277 entries migrated or updated on destination.
Fetching journal comments for: exsequar
Traceback (most recent call last):
File "./ljmigrate.py", line 990, in ?
main(retryMigrate)
File "./ljmigrate.py", line 885, in main
synchronizeJournals(gMigrate)
File "./ljmigrate.py", line 821, in synchronizeJournals
cmt = Comment(comment)
File "./ljmigrate.py", line 560, in __init__
self.__dict__[k] = dict[k].decode('utf-8', 'replace')
AttributeError: 'unicode' object has no attribute 'decode'

Then it stopped. Looking at my GJ, posts up through Oct 5, 2005 made it, but without any comments or icons. I just started running it again, and it started at the next entry and is going fine, but I don't know if it will hit the same snag when it tries comments again. I have no technical knowledge about any of this, so sorry if I'm being dumb! :) You've put together a really easy to use system here, thank you so much!
Two pieces of bad news:
- Comments can't be migrated. (They can be backed up locally, though.)
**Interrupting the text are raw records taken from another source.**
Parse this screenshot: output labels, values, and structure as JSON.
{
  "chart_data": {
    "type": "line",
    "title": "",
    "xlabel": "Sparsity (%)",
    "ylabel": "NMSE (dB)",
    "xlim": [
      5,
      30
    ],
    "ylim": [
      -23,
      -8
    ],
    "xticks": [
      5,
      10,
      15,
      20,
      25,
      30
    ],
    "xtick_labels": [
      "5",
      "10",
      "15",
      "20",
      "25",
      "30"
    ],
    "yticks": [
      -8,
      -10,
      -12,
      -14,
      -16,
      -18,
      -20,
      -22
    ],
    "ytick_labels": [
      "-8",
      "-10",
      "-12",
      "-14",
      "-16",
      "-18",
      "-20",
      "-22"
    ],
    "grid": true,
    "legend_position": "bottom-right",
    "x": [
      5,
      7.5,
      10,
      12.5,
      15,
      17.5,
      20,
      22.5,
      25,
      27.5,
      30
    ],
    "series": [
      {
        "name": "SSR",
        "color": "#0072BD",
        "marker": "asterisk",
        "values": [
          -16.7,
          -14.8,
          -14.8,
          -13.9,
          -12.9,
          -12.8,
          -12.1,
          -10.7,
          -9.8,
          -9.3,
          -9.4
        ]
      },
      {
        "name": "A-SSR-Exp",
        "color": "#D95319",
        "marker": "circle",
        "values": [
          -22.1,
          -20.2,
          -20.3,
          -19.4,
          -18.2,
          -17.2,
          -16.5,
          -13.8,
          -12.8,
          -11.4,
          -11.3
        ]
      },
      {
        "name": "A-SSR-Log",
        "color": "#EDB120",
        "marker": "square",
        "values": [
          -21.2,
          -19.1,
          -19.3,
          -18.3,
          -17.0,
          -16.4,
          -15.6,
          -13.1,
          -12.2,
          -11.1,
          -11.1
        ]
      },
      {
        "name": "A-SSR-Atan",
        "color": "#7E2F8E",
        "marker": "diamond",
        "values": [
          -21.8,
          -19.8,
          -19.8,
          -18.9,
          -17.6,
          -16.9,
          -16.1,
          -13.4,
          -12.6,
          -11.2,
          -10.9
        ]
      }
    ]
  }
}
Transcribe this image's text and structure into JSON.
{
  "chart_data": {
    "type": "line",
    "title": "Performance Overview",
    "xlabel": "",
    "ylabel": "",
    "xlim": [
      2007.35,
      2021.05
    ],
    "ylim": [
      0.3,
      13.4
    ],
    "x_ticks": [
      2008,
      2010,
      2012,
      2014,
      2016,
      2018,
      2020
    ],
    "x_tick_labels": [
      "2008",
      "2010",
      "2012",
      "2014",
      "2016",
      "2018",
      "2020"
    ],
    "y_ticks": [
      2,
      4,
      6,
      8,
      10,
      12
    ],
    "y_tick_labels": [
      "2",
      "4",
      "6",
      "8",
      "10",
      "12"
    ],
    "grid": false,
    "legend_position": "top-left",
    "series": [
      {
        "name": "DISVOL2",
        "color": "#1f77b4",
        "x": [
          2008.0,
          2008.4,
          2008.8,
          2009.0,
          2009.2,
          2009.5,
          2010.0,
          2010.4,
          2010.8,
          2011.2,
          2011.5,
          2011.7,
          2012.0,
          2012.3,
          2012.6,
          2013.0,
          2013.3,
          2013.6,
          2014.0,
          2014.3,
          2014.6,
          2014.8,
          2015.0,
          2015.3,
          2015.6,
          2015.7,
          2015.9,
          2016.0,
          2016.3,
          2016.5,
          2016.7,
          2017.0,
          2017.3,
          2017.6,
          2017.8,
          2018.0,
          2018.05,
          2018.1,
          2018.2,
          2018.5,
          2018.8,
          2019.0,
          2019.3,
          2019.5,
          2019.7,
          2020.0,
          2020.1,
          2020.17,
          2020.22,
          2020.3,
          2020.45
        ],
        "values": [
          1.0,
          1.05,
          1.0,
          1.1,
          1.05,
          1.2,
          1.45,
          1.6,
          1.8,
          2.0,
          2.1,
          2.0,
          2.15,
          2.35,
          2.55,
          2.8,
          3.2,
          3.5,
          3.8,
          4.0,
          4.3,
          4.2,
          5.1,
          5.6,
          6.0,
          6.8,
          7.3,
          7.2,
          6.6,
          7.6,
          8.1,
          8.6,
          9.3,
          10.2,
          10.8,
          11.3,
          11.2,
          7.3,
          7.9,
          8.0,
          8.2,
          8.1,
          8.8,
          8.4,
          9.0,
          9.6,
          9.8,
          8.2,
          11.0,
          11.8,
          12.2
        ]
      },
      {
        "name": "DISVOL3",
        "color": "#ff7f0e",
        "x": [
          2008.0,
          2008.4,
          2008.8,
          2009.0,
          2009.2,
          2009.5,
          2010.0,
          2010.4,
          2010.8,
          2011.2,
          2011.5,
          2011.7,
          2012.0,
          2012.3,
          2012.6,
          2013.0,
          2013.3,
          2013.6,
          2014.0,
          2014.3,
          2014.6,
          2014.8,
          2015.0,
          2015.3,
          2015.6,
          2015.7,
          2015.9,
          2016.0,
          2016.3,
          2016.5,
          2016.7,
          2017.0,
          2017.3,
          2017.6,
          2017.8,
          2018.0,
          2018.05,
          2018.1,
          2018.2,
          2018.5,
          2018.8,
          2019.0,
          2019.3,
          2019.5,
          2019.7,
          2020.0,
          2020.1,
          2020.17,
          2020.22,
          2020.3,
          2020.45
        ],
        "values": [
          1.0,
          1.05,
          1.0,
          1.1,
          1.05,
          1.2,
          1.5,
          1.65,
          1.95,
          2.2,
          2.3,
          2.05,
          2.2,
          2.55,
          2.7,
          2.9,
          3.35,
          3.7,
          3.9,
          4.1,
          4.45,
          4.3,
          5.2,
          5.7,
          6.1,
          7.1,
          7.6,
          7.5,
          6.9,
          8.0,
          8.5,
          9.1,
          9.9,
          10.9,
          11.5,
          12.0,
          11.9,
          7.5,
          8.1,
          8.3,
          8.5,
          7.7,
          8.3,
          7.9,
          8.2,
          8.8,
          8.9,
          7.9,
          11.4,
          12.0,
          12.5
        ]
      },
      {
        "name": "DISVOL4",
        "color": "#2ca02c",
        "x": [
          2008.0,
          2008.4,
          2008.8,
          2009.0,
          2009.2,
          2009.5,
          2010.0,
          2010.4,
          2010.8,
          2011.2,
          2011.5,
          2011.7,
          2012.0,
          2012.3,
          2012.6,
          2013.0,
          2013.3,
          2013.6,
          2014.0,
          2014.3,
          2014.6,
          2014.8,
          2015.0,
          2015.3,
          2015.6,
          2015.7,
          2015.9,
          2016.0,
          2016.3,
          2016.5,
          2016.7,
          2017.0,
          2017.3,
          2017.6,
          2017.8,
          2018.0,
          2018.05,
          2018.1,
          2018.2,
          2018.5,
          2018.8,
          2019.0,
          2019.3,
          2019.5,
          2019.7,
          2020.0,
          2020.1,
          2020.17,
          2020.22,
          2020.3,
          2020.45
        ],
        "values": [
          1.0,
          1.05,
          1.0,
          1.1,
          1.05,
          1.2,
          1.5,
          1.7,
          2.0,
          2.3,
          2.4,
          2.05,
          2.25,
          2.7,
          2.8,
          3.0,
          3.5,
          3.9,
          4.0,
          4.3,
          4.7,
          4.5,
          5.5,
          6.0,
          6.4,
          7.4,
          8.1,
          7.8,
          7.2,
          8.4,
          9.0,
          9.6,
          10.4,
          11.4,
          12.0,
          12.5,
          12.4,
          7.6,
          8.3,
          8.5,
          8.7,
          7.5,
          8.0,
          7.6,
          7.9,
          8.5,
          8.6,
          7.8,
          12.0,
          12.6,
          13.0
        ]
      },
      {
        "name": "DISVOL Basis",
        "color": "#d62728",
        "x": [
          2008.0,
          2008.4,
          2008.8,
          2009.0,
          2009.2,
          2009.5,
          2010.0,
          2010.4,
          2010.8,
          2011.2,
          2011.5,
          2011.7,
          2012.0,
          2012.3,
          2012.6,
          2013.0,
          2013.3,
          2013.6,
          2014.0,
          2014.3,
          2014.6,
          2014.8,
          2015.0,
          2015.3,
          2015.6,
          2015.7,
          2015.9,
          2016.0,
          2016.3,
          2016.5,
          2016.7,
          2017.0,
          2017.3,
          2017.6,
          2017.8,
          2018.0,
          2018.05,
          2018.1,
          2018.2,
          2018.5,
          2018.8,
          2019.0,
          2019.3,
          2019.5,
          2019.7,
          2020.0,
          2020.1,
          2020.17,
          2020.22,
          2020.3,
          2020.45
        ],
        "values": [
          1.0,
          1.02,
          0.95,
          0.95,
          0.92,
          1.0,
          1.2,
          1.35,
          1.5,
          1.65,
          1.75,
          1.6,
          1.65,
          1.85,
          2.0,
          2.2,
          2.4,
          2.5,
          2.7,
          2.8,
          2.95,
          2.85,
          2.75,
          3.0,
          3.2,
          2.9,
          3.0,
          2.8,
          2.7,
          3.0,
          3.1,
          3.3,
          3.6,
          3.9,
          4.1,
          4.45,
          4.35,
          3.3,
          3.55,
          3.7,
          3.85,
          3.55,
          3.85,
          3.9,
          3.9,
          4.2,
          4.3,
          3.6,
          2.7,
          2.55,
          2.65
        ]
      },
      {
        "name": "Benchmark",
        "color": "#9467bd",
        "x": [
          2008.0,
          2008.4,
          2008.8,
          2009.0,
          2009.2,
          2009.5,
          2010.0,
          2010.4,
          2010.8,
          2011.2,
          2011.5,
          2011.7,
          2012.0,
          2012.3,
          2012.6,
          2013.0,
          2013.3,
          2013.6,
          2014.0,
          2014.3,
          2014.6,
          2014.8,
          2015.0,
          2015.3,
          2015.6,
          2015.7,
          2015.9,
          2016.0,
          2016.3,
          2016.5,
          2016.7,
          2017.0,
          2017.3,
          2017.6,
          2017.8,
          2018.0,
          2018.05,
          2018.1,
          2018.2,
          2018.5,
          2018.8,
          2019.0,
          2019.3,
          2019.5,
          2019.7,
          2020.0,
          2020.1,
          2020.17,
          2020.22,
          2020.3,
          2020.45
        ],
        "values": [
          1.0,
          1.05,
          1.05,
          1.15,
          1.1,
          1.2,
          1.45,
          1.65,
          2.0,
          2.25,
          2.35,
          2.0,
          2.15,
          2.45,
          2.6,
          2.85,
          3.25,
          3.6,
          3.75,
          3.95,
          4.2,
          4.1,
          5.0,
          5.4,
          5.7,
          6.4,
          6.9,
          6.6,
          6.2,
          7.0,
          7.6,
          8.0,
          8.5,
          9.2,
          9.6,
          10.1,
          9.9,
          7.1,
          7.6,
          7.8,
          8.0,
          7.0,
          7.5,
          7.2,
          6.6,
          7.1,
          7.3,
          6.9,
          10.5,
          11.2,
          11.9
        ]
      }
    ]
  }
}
- Icons can't be migrated. (They can be backed up locally as well! For easy re-upload. All you need to do is upload them at GJ, with the same keywords, and your posts will have the right icons again.)

One piece of good news:
I think I fixed the other bug. I have had the worst time today with coercing data into unicode strings in Python. Grrrrrr. Please grab the latest? Thanks for putting up with my bugs.
Success!
Wow. That completely rocked. Made a local copy of my 48 entries in probably less than a minute, and the install and setup took just a few. I had forgotten how much I love command-line interfaces. Thanks so much for putting this out here.
Re: Success!
Yay! Small data sets do better :) It's the people with huge amounts of unpredictable data who are causing me all the headaches.
*hugs you to death* It's WORKING OMG :). I'd resigned myself to just migrating my stuff to WordPress by use of my sister's Windows laptop, but now I can actually *do* the crossposting thing if I want! Thanks buckets, will tell you if any bugs come in.